Washington enacted legislation that expressly excluded physician-assisted suicide. Plaintiffs asserted the existence of a liberty interested protected by the Fourteenth Amendment, which extends to a personal choice by a mentally competent, terminally ill adult to commit physician-assisted suicide.
Does Washington’s ban on physician-assisted suicide violate the Fourteenth Amendment’s Due Process Clause by denying competent terminally ill adults the liberty to choose death over life?
No, Washington’s ban on physician-assisted suicide is constitutional.
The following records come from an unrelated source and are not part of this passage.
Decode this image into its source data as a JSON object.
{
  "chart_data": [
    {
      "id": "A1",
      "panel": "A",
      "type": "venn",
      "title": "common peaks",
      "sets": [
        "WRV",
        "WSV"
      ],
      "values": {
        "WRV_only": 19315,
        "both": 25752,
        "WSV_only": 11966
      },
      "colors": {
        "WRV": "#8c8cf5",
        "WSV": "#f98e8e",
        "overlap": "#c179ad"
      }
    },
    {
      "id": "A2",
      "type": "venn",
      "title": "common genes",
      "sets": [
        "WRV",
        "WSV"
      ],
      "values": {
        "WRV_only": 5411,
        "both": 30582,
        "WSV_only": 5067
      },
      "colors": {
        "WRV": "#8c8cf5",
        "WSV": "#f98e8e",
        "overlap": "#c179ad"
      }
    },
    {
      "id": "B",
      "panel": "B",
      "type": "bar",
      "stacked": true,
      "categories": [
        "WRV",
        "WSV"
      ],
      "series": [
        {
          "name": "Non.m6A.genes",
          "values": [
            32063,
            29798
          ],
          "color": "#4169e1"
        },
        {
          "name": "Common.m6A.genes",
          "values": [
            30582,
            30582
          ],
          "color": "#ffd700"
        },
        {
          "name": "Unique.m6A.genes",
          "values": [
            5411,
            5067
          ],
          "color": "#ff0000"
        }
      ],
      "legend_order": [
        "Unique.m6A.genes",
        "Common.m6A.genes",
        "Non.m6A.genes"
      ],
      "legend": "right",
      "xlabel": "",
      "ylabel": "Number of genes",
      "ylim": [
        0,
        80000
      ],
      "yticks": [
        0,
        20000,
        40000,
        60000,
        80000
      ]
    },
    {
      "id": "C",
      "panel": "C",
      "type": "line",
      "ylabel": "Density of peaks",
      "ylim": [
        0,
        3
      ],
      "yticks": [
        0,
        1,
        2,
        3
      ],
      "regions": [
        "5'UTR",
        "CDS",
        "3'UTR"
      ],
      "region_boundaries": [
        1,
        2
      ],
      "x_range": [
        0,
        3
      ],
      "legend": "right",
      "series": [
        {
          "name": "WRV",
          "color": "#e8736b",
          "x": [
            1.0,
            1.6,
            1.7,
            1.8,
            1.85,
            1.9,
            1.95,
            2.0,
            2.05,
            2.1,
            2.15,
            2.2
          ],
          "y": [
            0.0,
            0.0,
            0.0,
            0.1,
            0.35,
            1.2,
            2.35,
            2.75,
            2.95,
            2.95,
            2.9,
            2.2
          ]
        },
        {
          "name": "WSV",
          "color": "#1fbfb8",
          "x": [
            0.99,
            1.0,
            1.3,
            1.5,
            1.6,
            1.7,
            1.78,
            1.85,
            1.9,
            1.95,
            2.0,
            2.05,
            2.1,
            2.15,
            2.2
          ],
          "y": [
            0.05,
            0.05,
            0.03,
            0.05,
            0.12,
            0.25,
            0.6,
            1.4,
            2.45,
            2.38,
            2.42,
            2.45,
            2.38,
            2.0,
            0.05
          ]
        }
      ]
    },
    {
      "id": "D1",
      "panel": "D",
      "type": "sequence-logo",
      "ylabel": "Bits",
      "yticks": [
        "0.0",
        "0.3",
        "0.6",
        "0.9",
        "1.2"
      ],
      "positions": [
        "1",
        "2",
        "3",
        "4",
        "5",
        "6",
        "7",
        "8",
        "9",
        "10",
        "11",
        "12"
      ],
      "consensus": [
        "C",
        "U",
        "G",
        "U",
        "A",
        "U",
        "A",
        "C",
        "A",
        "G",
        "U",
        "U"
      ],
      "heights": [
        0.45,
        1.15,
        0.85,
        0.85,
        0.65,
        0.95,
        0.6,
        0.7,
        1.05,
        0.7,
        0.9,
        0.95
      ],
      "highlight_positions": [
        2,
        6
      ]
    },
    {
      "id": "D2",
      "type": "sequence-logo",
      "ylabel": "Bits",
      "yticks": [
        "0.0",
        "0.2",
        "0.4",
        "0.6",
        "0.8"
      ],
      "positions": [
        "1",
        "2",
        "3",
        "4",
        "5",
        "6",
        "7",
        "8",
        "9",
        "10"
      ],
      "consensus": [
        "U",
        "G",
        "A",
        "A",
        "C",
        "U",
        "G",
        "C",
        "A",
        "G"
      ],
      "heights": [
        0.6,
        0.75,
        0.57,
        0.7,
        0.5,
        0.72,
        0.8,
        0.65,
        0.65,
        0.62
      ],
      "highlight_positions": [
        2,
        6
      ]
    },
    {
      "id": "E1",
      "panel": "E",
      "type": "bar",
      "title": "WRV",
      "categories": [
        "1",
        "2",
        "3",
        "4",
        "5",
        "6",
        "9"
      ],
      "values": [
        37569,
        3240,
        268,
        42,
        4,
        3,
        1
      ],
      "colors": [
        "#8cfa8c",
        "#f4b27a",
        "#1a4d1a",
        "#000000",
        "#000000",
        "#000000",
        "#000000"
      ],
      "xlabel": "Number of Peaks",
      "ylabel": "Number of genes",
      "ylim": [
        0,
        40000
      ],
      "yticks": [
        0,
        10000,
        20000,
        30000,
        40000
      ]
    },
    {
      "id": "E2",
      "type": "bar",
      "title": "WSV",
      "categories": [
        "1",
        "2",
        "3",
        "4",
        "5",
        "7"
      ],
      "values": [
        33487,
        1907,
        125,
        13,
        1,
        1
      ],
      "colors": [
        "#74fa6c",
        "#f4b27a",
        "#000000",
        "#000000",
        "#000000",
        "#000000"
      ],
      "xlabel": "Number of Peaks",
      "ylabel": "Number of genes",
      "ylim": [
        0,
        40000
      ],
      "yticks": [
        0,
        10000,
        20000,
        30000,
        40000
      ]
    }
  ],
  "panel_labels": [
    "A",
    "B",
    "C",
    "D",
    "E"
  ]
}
The Due Process Clause provides heightened protection against government interference with certain fundamental rights and liberty interests, such as the right to refuse unwanted lifesaving medical treatment. However, we have always been reluctant to expand the concept of substantive due process because guideposts for responsible decision making in this uncharted area are scarce. For over 700 years, the Anglo-American common-law tradition has punished or otherwise disapproved of both suicide and assisting suicide. To hold for Plaintiffs would be to reverse centuries of legal doctrine and practice, and the considered policy choice of almost every state. Because the right to assisted suicide is not a fundamental liberty interest protected by the Due Process Clause, Washington’s assisted-suicide ban need only be rationally related to a legitimate government interest. This requirement is unquestionably met here. Washington’s assisted-suicide ban implicates a number of state interests, such as an interest in the reservation of human life and in protecting the ethics of the medical profession.